Burgess glanced at Forestall.
“Right over the top of it, Mr. President.”
“Bob, get in touch with Rapoza’s chain of command and make sure everyone stays in the loop as things develop.”
“Yes, sir,” the SecDef said.
“Robbie,” Ryan said, causing Forestall to turn. “There’s one more thing I’d like you to facilitate for me.”
20
John Clark marked the police minders as soon as he boarded the aircraft. Both were Han Chinese men in their forties, seated three rows behind him on either side of the aisle. They read magazines, looking up periodically with feigned disinterest. The one on the right had thinning hair and a long, horselike face. He was dressed like a businessman coming home from a conference, open-collared white shirt, rumpled suit, an overcoat he kept in his lap like a blanket. He talked on his phone a lot—or pretended to. The other was slightly doughy with a blue ball cap and puffy blue ski jacket over a corduroy sport coat that looked too tight to button. Clark noted Horse Face’s shoe that stuck half out in the aisle. It was well worn, sturdy, and didn’t quite match the business suit. The Uyghurs who’d boarded in front of Clark recognized the minders for what they were as well, and leaned slightly away when they shuffled past, as if the men were contagious.

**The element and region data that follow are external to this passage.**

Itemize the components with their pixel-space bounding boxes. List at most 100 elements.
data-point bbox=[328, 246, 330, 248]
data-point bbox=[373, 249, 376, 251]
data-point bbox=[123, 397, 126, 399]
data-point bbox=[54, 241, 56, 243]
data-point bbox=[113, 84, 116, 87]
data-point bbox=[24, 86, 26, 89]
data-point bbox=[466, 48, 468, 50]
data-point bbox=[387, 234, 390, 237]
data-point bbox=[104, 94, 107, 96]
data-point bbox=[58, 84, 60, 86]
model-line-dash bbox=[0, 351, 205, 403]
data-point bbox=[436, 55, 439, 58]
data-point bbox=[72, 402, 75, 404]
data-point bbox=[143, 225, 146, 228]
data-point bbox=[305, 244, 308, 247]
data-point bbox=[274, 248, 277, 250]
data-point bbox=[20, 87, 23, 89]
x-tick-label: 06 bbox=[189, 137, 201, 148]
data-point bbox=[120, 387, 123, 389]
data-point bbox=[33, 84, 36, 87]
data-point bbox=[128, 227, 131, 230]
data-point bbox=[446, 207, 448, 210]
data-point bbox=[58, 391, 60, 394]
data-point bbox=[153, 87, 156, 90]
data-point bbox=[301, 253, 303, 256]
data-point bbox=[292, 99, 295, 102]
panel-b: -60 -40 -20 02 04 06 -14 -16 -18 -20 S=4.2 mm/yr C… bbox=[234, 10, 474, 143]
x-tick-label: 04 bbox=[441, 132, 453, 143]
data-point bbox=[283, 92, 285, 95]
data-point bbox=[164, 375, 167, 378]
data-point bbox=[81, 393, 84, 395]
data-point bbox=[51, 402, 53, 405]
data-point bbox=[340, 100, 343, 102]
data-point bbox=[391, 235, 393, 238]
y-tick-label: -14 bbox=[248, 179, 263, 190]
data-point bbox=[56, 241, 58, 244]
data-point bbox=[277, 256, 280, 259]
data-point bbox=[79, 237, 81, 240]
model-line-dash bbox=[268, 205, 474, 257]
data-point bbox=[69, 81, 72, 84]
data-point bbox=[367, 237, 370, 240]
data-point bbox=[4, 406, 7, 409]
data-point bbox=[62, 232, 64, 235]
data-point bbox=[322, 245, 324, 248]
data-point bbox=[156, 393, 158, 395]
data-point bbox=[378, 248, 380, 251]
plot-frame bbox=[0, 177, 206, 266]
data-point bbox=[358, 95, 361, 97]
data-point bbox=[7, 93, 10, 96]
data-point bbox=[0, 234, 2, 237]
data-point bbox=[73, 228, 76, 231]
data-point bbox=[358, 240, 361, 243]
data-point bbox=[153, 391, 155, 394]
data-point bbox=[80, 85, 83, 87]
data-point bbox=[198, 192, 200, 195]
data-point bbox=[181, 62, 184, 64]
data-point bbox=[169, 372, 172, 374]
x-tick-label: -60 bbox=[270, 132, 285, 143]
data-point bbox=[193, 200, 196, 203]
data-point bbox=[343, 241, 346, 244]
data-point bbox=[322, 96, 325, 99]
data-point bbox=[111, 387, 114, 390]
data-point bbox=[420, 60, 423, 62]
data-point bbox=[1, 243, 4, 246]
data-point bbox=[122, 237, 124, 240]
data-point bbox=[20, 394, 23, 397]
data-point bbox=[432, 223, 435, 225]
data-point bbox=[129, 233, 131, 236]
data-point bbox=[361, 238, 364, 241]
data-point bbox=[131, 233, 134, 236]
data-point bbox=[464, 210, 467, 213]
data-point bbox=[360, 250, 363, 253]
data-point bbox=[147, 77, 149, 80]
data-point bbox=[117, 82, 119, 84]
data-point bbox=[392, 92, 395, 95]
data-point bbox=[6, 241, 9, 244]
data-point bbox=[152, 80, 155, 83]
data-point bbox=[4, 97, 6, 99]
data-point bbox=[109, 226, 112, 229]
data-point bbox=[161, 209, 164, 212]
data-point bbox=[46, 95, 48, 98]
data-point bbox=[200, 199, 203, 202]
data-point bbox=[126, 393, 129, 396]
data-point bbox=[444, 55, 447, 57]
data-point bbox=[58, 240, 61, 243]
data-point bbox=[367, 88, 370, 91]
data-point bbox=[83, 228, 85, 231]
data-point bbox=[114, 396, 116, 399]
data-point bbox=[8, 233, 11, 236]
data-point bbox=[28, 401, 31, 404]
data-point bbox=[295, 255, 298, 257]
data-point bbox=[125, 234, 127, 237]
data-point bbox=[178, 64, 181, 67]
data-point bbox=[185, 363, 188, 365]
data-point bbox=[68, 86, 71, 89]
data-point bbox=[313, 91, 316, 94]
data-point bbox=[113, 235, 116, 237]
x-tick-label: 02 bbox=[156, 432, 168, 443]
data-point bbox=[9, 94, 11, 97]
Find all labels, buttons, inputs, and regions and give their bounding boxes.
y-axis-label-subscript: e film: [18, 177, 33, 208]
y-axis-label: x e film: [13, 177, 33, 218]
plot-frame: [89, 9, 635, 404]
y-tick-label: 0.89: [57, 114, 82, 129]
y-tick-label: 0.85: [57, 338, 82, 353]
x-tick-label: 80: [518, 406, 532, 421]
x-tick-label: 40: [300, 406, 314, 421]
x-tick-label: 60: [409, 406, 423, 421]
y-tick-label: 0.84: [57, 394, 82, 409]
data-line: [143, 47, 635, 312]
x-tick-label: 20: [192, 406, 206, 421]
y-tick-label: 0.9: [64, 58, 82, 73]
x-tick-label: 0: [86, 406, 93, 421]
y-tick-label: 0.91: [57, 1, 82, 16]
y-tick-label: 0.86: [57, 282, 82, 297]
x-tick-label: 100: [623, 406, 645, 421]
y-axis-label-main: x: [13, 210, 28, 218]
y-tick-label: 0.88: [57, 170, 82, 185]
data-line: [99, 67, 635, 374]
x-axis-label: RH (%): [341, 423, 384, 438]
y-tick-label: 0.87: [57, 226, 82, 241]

Clark had the entire row to himself. The China Southern Airlines flight was only around half full, but most of the passengers were Uyghur men. None of them wanted to risk being seen chatting with a foreigner by the two police minders.

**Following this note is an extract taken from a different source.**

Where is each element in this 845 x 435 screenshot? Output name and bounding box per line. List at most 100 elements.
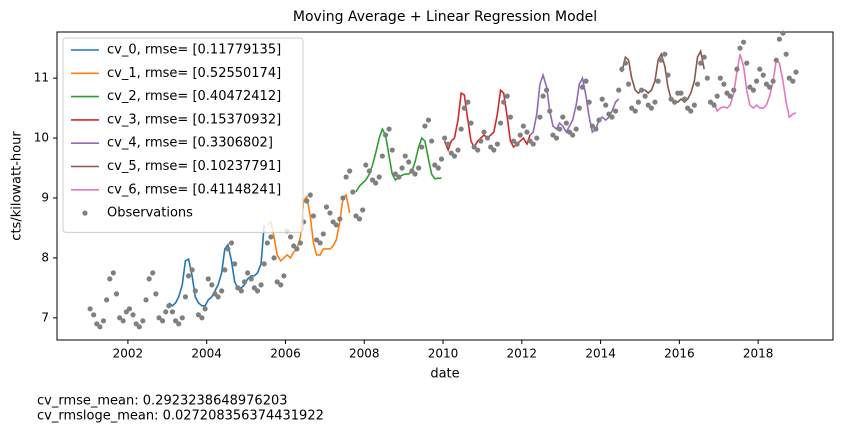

The steady hiss of air flowing across the fuselage of the shabby but serviceable Airbus changed to a burbling roar as the pilots deployed flaps and slowed the plane in preparation for landing. Clark’s ears popped, alerting him to the aircraft’s descent. He hated airports, and didn’t particularly enjoy being crammed into a flying metal tube. But he wasn’t apprehensive about flying itself. At best, he was ambivalent. For him, slipping the surly bonds of earth was simply a means to an end. Some found the idea of flying a romantic notion. Good for them. Clark understood, a little.